Can Florida survive Rick Scott? (Part one)

Two years ago, Rick Scott used his personal wealth literally to purchase Florida’s top elected office, spending more than $60 million of his own money to win election as governor. Since then, he has distinguished himself as one of the least popular governors in modern U.S. history (let alone Florida history). This is the first in a series of analyses taking a hard look at his impact on the State of Florida.

When Florida Gov. Rick Scott was campaigning for office, he promised to make Florida “the No. 1 state (in the country) for doing business.” Unlike his campaign promise to create 700,000 new jobs in Florida within seven years, the governor has continued since his election to promise to make Florida the No. 1 state for doing business.

Since 2007, CNBC has been publishing an exhaustive survey titled, “America’s Top States for Business.” Every state is ranked numerically in several categories: Cost of doing business (tax burden, utility costs, wages and rental costs for office and industrial space); workforce (education level and availability of workers, union membership and worker training programs); quality of life (local attractions, crime rate, health care and air/water quality); economy (basic indicators of economic health and growth, such as unemployment, budget deficits, etc.); transportation & infrastructure (quality/quantity of roads, air travel, shipping); technology & innovation (state support of innovation, patents granted to residents, availability of broadband services and receipt of federal health and science research grants); education (test scores, class size and state spending on K-12, plus number of higher-education institutions); business friendliness (the extent of the legal and regulatory frameworks); access to capital (presence and extent of venture capital); and cost of living (housing, food, energy, consumer goods).

While the survey is a qualitative assessment, it is tempered by the reality that nothing occurs in a vacuum — all of the states are working to improve the various areas that are measured, so an improvement in a particular area in one year might not translate to an increase in the ranking for that category if many other states improved even more. Of course, seeing Florida achieve improvement in those categories is the task Scott took on when he promised to make Florida the No. 1 state for business — beating out the questing efforts of all other states with (ostensibly) the same goal.

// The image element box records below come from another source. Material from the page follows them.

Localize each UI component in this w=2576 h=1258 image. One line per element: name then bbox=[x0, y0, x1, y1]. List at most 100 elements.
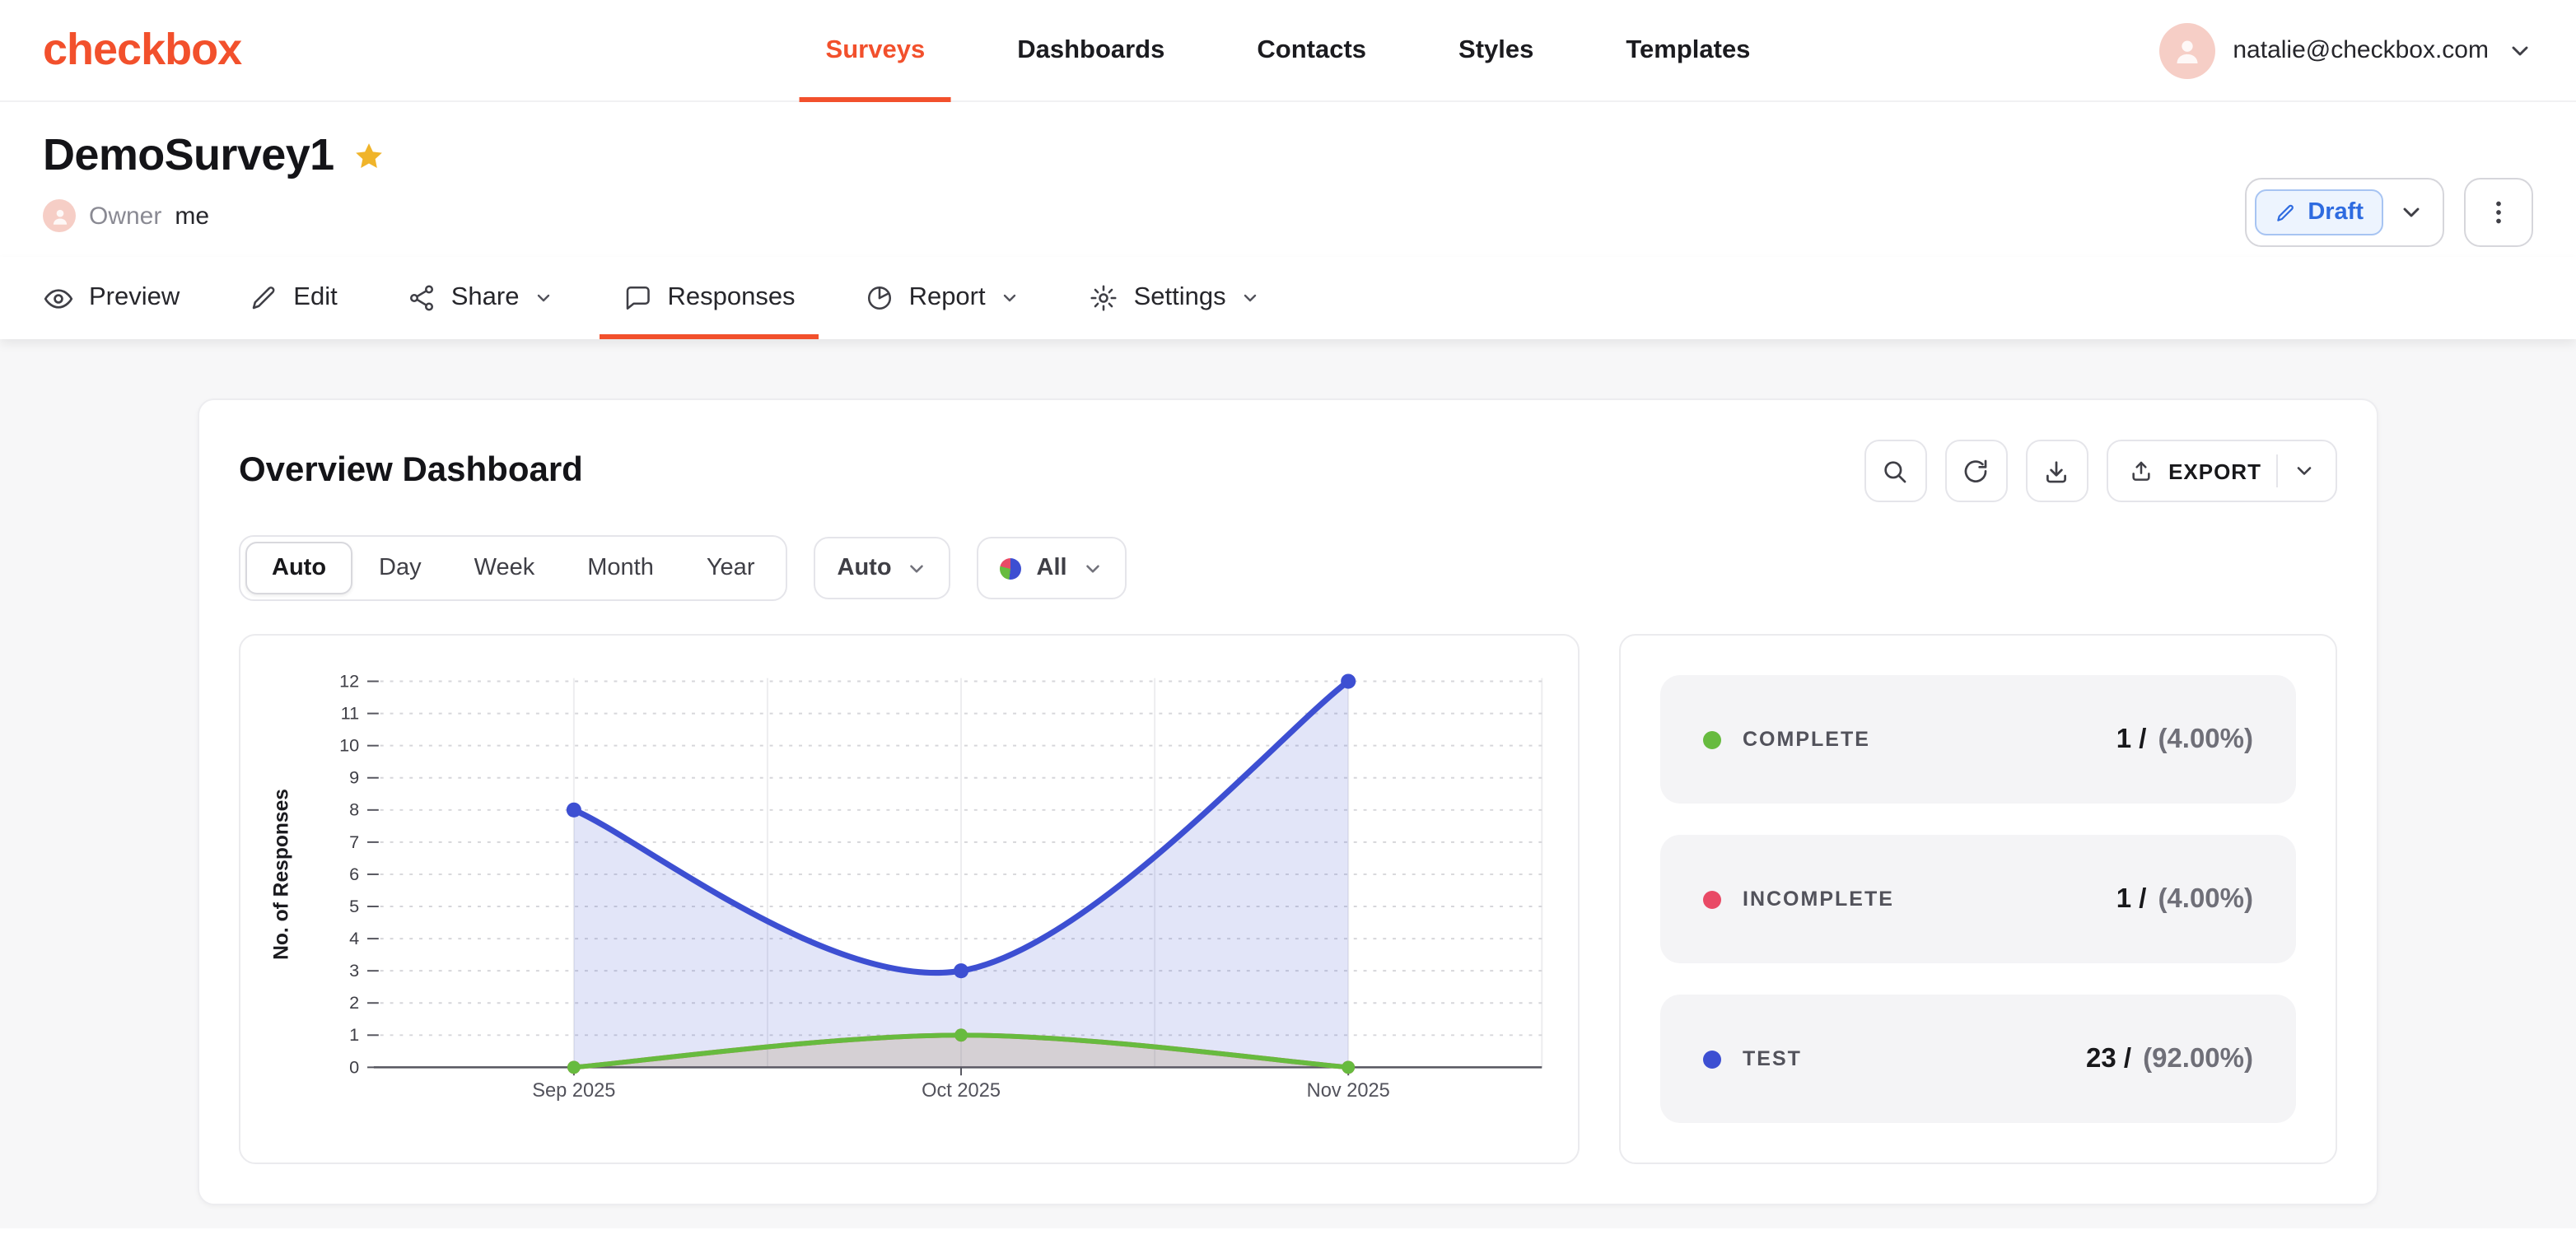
chevron-down-icon bbox=[1244, 294, 1257, 302]
svg-text:8: 8 bbox=[349, 799, 359, 820]
svg-text:3: 3 bbox=[349, 960, 359, 981]
top-bar: checkbox Surveys Dashboards Contacts Sty… bbox=[0, 0, 2576, 102]
chevron-down-icon bbox=[910, 564, 924, 572]
survey-header: DemoSurvey1 Owner me Draft bbox=[0, 102, 2576, 257]
pencil-icon bbox=[253, 287, 275, 310]
multi-status-dot bbox=[1000, 557, 1022, 579]
test-dot bbox=[1703, 1050, 1721, 1068]
stat-value: 1 /(4.00%) bbox=[2116, 724, 2253, 753]
status-badge[interactable]: Draft bbox=[2255, 189, 2383, 235]
export-label: EXPORT bbox=[2168, 459, 2261, 483]
share-icon bbox=[409, 285, 433, 311]
owner-avatar bbox=[43, 199, 76, 232]
interval-select[interactable]: Auto bbox=[814, 537, 951, 599]
tab-report[interactable]: Report bbox=[842, 257, 1043, 339]
chevron-down-icon bbox=[538, 294, 550, 302]
segment-week[interactable]: Week bbox=[474, 555, 535, 581]
survey-title: DemoSurvey1 bbox=[43, 130, 334, 179]
dashboard-title: Overview Dashboard bbox=[239, 451, 583, 489]
download-icon bbox=[2046, 460, 2067, 482]
segment-year[interactable]: Year bbox=[706, 555, 755, 581]
divider bbox=[2276, 454, 2278, 487]
more-options-button[interactable] bbox=[2464, 178, 2533, 247]
stat-card-test[interactable]: TEST 23 /(92.00%) bbox=[1660, 995, 2296, 1123]
pencil-icon bbox=[2277, 203, 2294, 221]
svg-text:2: 2 bbox=[349, 992, 359, 1013]
nav-item-surveys[interactable]: Surveys bbox=[799, 0, 952, 101]
tab-edit[interactable]: Edit bbox=[226, 257, 360, 339]
svg-text:Oct 2025: Oct 2025 bbox=[922, 1080, 1001, 1102]
stat-label: TEST bbox=[1743, 1047, 1802, 1070]
tab-preview[interactable]: Preview bbox=[20, 257, 203, 339]
svg-text:11: 11 bbox=[341, 702, 359, 723]
top-nav: Surveys Dashboards Contacts Styles Templ… bbox=[799, 0, 1761, 101]
user-avatar bbox=[2158, 22, 2215, 78]
stat-value: 1 /(4.00%) bbox=[2116, 883, 2253, 913]
svg-text:7: 7 bbox=[349, 832, 359, 852]
status-filter-select[interactable]: All bbox=[977, 537, 1127, 599]
stat-label: INCOMPLETE bbox=[1743, 888, 1894, 911]
nav-item-dashboards[interactable]: Dashboards bbox=[1017, 35, 1165, 63]
svg-text:5: 5 bbox=[349, 896, 359, 916]
svg-text:4: 4 bbox=[349, 928, 359, 948]
svg-text:0: 0 bbox=[349, 1056, 359, 1077]
refresh-icon bbox=[1964, 459, 1987, 482]
chat-bubble-icon bbox=[627, 286, 651, 310]
stat-value: 23 /(92.00%) bbox=[2086, 1043, 2253, 1073]
segment-auto[interactable]: Auto bbox=[245, 542, 353, 594]
chevron-down-icon[interactable] bbox=[2507, 37, 2533, 63]
svg-text:12: 12 bbox=[339, 670, 359, 691]
search-button[interactable] bbox=[1864, 440, 1927, 502]
search-icon bbox=[1884, 460, 1906, 482]
status-dropdown[interactable]: Draft bbox=[2245, 178, 2444, 247]
stat-card-incomplete[interactable]: INCOMPLETE 1 /(4.00%) bbox=[1660, 835, 2296, 963]
time-granularity-segmented: Auto Day Week Month Year bbox=[239, 535, 788, 601]
segment-month[interactable]: Month bbox=[587, 555, 654, 581]
survey-tabs: Preview Edit Share Responses bbox=[0, 257, 2576, 339]
responses-chart-panel: 0 1 2 3 4 5 6 7 8 9 10 11 12 Sep 2025 Oct 2025 Nov 2025… bbox=[239, 634, 1580, 1164]
refresh-button[interactable] bbox=[1944, 440, 2008, 502]
main-content: Overview Dashboard bbox=[0, 339, 2576, 1228]
person-icon bbox=[52, 208, 67, 224]
segment-day[interactable]: Day bbox=[379, 555, 422, 581]
svg-text:10: 10 bbox=[339, 735, 359, 756]
owner-name: me bbox=[175, 202, 210, 230]
overview-dashboard-card: Overview Dashboard bbox=[198, 398, 2378, 1205]
stat-card-complete[interactable]: COMPLETE 1 /(4.00%) bbox=[1660, 675, 2296, 804]
owner-label: Owner bbox=[89, 202, 162, 230]
tab-responses[interactable]: Responses bbox=[600, 257, 818, 339]
tab-settings[interactable]: Settings bbox=[1066, 257, 1284, 339]
gear-icon bbox=[1091, 285, 1118, 311]
nav-item-templates[interactable]: Templates bbox=[1626, 35, 1751, 63]
incomplete-dot bbox=[1703, 890, 1721, 908]
user-email: natalie@checkbox.com bbox=[2233, 36, 2489, 64]
svg-text:1: 1 bbox=[349, 1024, 359, 1045]
svg-text:Nov 2025: Nov 2025 bbox=[1307, 1080, 1390, 1102]
upload-icon bbox=[2131, 461, 2149, 481]
chevron-down-icon[interactable] bbox=[2398, 199, 2424, 226]
eye-icon bbox=[44, 288, 73, 308]
chevron-down-icon bbox=[1004, 294, 1016, 302]
nav-item-styles[interactable]: Styles bbox=[1458, 35, 1534, 63]
checkbox-logo[interactable]: checkbox bbox=[43, 25, 242, 74]
svg-text:Sep 2025: Sep 2025 bbox=[532, 1080, 615, 1102]
pie-chart-icon bbox=[867, 286, 891, 310]
kebab-menu-icon bbox=[2496, 201, 2501, 224]
owner-row: Owner me bbox=[43, 199, 2533, 232]
user-menu[interactable]: natalie@checkbox.com bbox=[2158, 22, 2533, 78]
person-icon bbox=[2176, 40, 2197, 63]
star-icon[interactable] bbox=[352, 139, 385, 172]
svg-text:9: 9 bbox=[349, 767, 359, 788]
download-button[interactable] bbox=[2025, 440, 2088, 502]
svg-text:6: 6 bbox=[349, 864, 359, 884]
export-button[interactable]: EXPORT bbox=[2106, 440, 2337, 502]
stat-label: COMPLETE bbox=[1743, 728, 1870, 751]
svg-text:No. of Responses: No. of Responses bbox=[270, 789, 292, 960]
tab-share[interactable]: Share bbox=[384, 257, 577, 339]
chevron-down-icon[interactable] bbox=[2293, 459, 2316, 482]
complete-dot bbox=[1703, 730, 1721, 748]
stats-panel: COMPLETE 1 /(4.00%) INCOMPLETE 1 /(4.00%… bbox=[1619, 634, 2337, 1164]
nav-item-contacts[interactable]: Contacts bbox=[1257, 35, 1367, 63]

And he has failed.

The latest CNBC rankings, released on July 10, place Florida squarely in the “mediocrity” strata at No. 29. That was a sharp decline from our No. 18 ranking in 2011. Our best ranking came in Charlie Crist’s first year as governor, when we broke the top 10 at No. 8. Since then, it has been a steady slide downward: No. 17 in 2008; No. 28 in 2009 and 2010. And the only reason for the reprieve in the rankings in 2011 was improvement — relative to the other states — in transportation infrastructure, access to capital and cost of living.

Interestingly, the rankings reveal some of Florida’s strengths compared to other states. For example, the state ranked No. 3 for workforce. It has always been ranked in the top three for that category except for the first year — 2007 — when it was ranked No. 11. Yet, many of Scott’s policies are based on his assertion that our workforce is not suitable for prospective employers — something clearly not supported by the rankings.

Scott also frequently has claimed that the state has been unfriendly to business, and he has vowed to change that by slashing regulatory red tape. However, in the six years of the CNBC rankings, Florida had its best years for “business friendliness” in 2007 and 2008, when it was ranked No. 16. Under Scott’s administration, the rankings have dropped — to No. 26 last year and No. 27 this year.

He slashed $1.35 billion from public education during his first year in office. After a statewide outcry, he restored about $1 billion of that this year. But the damage was done: Our ranking for education dropped from 35 in 2011 to 42 in 2012. Interestingly, Utah ranked below us at No. 45 in education, but it jumped to the No. 2 spot in the overall rankings, so perhaps an uneducated populace is not that much of a deterrent to prospective employers.

Despite all of his bluster and dissembling, and disdain for “federal numbers” (his characterization of any statistics that point to Florida’s decline rather than her Scott-induced ascendancy), Scott has made no progress on his promise to make Florida the No. 1 state for doing business.